Barely a week after the kidnapping of his youngest daughter, Giron’s life as a relatively prosperous small-town merchant had derailed into tragedy. The family owned three modest houses, a small store, and a pickup. Total value: about $100,000. But now there was a new tally: one raped daughter, one dead gang leader, a wife who’d died in a hail of bullets, and a family on the run. Their properties have been abandoned, marred by gang graffiti warning away buyers.

The daughters knew the identities of some of the gang members who’d killed their mother. They had nicknames like Chando, Timba, and Enano.

“When we were young, I remember that we played together,” says Wendy del Carmen Giron, the oldest daughter, who’s now 22.

Authorities agreed to put the surviving family members in a safe house, but only for the duration of the trial of a few gang members picked up by police.

After about six months in the safe house, the family went on the run, living at the homes of empathetic friends and relatives. Fear has been a constant. Word on the street is that Barrio 18 will seek more vengeance.

“They are offering $35,000 for my head,” Giron says. “They say they’ll kill us one by one.”

Giron told his oldest daughter to flee with her child to the United States. She took Allison, who’s 5 now, and headed north in February. In Mexico, immigration agents caught them and forced their return to El Salvador.

'Not a single square kilometer without gang members'

The strength of street gangs in the Northern Triangle countries of Central America – El Salvador, Guatemala and Honduras – has grown to the point that they present a direct challenge to governments.

Marvin Gonzalez, a 30-year-old former member of the nation’s largest gang, the Mara Salvatrucha, also known as MS-13, says that gang and the rival Barrio 18 were present throughout the country.

“In El Salvador, there is not a single square kilometer without gang members,” Mr.
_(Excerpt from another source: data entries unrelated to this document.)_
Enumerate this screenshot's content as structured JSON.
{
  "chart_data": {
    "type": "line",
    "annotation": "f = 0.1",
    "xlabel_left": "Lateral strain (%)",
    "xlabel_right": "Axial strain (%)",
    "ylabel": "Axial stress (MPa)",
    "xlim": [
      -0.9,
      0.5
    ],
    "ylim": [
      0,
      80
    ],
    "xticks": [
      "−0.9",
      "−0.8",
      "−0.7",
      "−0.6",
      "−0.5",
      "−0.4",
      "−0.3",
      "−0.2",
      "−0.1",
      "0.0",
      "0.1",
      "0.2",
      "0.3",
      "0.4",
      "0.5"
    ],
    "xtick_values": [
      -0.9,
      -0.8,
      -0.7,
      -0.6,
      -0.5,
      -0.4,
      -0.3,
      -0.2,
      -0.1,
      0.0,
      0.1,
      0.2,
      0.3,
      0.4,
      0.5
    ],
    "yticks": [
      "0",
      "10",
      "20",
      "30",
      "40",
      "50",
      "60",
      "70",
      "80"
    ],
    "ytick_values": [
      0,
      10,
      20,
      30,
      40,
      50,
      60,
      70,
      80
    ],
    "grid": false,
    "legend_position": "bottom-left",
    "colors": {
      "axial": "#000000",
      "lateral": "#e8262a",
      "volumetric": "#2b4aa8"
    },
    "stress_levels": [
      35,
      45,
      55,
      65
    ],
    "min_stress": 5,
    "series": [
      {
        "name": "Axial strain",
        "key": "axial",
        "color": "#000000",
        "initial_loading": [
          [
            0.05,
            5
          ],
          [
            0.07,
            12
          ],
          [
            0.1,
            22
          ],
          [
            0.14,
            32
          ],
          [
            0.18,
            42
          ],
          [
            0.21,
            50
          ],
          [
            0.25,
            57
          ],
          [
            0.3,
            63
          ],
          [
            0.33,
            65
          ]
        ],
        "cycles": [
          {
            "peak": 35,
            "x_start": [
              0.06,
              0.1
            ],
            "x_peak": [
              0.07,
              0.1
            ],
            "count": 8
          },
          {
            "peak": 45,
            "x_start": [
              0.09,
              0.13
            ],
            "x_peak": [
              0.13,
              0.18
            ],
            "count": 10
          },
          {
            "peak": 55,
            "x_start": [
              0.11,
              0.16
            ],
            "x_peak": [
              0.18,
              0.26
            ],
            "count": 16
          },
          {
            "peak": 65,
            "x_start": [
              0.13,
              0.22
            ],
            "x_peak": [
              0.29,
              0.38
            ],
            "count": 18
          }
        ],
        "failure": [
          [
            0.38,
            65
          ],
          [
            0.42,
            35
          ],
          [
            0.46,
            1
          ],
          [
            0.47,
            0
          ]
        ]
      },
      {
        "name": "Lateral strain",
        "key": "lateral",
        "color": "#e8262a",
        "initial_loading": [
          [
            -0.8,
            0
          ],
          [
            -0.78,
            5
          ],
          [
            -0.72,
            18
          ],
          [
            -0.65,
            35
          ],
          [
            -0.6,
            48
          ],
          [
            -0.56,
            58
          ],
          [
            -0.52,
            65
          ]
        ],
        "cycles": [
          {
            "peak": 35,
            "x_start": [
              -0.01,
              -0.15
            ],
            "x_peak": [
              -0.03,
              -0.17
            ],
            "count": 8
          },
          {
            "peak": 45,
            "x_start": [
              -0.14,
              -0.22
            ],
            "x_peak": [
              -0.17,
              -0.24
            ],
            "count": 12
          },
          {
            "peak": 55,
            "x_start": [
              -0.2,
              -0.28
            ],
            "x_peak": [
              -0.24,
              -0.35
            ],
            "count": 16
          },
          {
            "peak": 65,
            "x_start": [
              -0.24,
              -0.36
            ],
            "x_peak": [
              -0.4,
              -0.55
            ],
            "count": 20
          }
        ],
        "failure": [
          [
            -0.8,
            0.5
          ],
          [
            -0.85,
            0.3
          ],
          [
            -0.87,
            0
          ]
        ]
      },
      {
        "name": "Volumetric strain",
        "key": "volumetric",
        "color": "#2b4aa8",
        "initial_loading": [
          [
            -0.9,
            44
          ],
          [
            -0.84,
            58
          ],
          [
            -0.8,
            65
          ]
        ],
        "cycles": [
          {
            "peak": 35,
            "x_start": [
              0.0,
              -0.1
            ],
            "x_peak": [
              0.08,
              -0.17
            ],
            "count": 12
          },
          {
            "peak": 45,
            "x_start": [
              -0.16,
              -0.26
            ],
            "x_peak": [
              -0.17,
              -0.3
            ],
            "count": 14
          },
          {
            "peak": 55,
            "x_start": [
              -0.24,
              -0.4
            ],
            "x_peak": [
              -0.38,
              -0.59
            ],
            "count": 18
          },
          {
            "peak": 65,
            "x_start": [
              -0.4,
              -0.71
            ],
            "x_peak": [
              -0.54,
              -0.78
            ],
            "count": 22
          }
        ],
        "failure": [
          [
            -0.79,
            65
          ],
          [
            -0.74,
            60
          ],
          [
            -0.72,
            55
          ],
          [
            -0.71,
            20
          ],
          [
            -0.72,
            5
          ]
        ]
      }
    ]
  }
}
Gonzalez says . “Media reports say that between the two gangs, there are a total of 60,000 members. The police only have 25,000 officers.”

Police officers, most of whom live in areas with heavy gang activity and fear reprisals themselves, sometimes collaborate with local gang leaders.

“There are police who capture members of one gang and then leave them in the territory of the rival gang so that they will be killed,” says Mr. Rivas, the sociologist.

Gang members not only are in most middle- and working-class neighborhoods, but they also flaunt their power.

“They like how everyone is afraid of them,” says Ines Belloso, a housewife and mother of two boys who was watching one at a soccer practice in Ilopango, a suburb of the capital.

Parents are particularly distraught over the gangs’ power to recruit adolescent boys and to co-opt girls, often forcibly, into becoming partners of gang bosses, sometimes simply kidnapping them.

Asylum?

Minors from El Salvador compose 21 percent of the more than 52,000 unaccompanied minors who’ve crossed into the United States since Oct. 1, according to Department of Homeland Security figures.

For those like Giron who’ve suffered acute trauma at the hands of the gangs, the only hope is in finding nations willing to give their families asylum. Giron’s family has appealed to several European countries and the United States. So far, they haven’t gotten a positive response.

Karla Lissette Salas, a lawyer who’s helping the family seek asylum abroad, says few countries were willing to take asylum cases from El Salvador. So far this year, lawyers have placed six families with a total of 31 members, she says.

Fighting back tears unsuccessfully, Giron spoke of his desire to obtain haven in some safe country. He says his family was racing against time, noting that one of those jailed in the killing of his wife will soon leave prison.